Estoy paseando por los alrededores
de la plaza de las Glorias de Barcelona, horrible monumento
a la vanidad, y donde se levanta un edificio que es también
un supuesto monumento a los atributos masculinos y que se
llama Torre Agbar. Por lo menos, alguna cabeza supuestamente
pensante ha decidido tirar abajo las construcciones que se
levantan en la plaza y hacerla mejor desde el punto de vista
de la estética y de la facilidad de tránsito.

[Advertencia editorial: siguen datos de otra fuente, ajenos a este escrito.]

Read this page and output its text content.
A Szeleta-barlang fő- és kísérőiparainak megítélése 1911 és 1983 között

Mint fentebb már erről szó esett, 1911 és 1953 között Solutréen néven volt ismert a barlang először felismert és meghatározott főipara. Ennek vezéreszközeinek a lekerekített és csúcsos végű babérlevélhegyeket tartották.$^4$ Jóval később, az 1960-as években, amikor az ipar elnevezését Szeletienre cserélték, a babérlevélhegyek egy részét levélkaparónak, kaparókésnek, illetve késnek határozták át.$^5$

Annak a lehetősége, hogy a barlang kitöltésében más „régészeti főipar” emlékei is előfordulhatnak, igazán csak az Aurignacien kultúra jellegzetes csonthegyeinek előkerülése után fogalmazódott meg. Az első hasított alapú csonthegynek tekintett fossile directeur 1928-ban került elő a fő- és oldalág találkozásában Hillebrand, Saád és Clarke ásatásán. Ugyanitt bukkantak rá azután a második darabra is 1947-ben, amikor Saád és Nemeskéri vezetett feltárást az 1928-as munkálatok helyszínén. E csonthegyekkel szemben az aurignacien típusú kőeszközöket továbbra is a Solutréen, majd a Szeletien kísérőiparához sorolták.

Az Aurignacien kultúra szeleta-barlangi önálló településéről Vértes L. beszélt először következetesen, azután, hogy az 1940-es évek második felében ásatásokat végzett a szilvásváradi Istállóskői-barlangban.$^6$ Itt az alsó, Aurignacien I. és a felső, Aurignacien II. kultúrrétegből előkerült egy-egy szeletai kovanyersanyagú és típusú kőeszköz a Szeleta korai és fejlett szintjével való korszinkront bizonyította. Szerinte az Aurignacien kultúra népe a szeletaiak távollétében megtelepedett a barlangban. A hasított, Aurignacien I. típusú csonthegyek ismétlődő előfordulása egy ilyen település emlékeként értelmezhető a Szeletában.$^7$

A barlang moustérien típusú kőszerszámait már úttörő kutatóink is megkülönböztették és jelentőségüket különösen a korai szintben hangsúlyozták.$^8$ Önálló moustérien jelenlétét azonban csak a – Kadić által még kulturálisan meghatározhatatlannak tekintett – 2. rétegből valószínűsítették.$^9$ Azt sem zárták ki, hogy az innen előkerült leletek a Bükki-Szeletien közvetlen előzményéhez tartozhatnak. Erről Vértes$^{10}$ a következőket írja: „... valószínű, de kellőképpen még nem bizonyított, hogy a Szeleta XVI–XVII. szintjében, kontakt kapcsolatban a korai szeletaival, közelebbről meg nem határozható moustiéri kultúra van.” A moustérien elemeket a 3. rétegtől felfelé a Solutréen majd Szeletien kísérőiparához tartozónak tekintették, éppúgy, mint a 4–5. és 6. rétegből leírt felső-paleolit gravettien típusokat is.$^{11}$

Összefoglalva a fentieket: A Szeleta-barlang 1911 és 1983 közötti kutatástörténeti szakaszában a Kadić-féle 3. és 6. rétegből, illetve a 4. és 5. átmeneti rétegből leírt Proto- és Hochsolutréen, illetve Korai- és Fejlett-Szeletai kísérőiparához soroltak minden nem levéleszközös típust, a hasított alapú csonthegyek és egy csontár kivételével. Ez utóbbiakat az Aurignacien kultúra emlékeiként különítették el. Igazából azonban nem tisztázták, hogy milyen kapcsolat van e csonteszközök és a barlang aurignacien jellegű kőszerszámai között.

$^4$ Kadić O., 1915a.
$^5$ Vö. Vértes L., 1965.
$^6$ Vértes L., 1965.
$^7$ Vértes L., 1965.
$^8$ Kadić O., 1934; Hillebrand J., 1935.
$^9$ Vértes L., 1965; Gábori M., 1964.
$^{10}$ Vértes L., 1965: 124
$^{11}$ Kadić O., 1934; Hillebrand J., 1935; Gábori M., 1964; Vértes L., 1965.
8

Una
construcción de estructura fálica sobre una plaza de
contorno circular me parece…
Esta plaza de las Glorias me recuerda el “scalextric” de la
plaza de la Constitución de Ceuta.
Ahora mismo me llega el comunicado de que en Ceuta están a
21º y Málaga a 28º… ¡qué calor!, aquí estamos un poco más
fresquitos, a 18º y bajando.
Paseando, veo a varios políticos con aire decidido
adentrándose en la torre Agbar. Ignoro el motivo de esa
entrada. No los sigo porque mi interés por las cosas de
Barcelona se ha ralentizado bastante desde que resido en
Ceuta.
Estoy contento, no digo supercontento para no molestar a mis
detractores, porque cada día que pasa coronan con la diana
del acierto las opiniones que he estado vertiendo en la
prensa sobre política en general y del PP en particular.
Lo de Mariano Rajoy se veía venir desde lejos, desde la cima
del Everest. La intransigencia del conservadurismo más
ramplón sólo puede encontrar cobijo en partidos de derecha
más derechista y ni siquiera sopesan las condiciones, que
imperan hoy en día en tiempos avanzados, con las que
establecer unas pautas para llevar la política de la derecha
en la democracia.
El PP nunca fue, ni será, un partido homogéneo. Está
compuesto, en su mayor parte, por gente que se consideran
condes de los de antes, de aquellos con derecho a pernada,
propietarios de partes divididas del inmenso solar que es el
país. Gente que no permiten que otros les gobiernen, sean de
signo político que sean. Gente con quienes la democracia
resultaría un cuadro en abstracto colgado en el más
recóndito rincón de cualquier sótano secreto.
La intolerancia de esa gente ha quedado patente con los
fingimientos forzosos de las salidas del partido de gente
considerada icono. Fuera de tiempo. Fuera de tono.
Decisiones que por viejas hablan por sí solas de quienes son
quienes.
Gente que no pueden esperar al Congreso de su partido para
plantear las contradicciones que corroen su ideal. Gente que
no dan la cara para ver si los votos, de sus propios
correligionarios, van a su favor o en contra. Gente que
prefieren imponer su punto de vista forzosamente sin
proponerlo para su estudio, ratificación o rectificación.
Es una constante del PP que miembros significativos del
partido salgan por la puerta de atrás, dejando con un palmo
de narices a sus electores.
Mariano Rajoy, como buen gallego, es terco y firme en su
decisión de presentarse a presidente del partido, a más de a
presidente del Gobierno en las próximas elecciones, a pesar
de que lleva a cuestas dos derrotas significativas.
El golpe de timón que ha realizado el gallego tenía que
haberlo hecho antes, antes de la precampaña de la crispación
y ello hubiera cambiado el signo de las elecciones de 2008.
No fue así. No hizo el menor intento de cambio de rumbo en
su política y el resultado está ahí: inamovible como los
conservadores mismos.
La vergüenza está presente en esas manifestaciones de gente
pepera ante su propia sede. Son gente que no paran de
manifestarse -si dejaran de hacerlo caerían enfermas- ante
la más mínima ocasión. Son gente que no quieren democracia
pero usan la misma cuando les conviene. Gente que quieren
levantar ampollas pestilentes con el único fin de destrozar
la libertad de elección y la libertad de decisión aceptada
por mayoría, siquiera simple.
Intolerancia e intransigencia, lemas de la derecha más
papista que el Papa o, si quieren, más franquista que el
propio, por ellos, llamado caudillo. ¿Dónde irán a parar?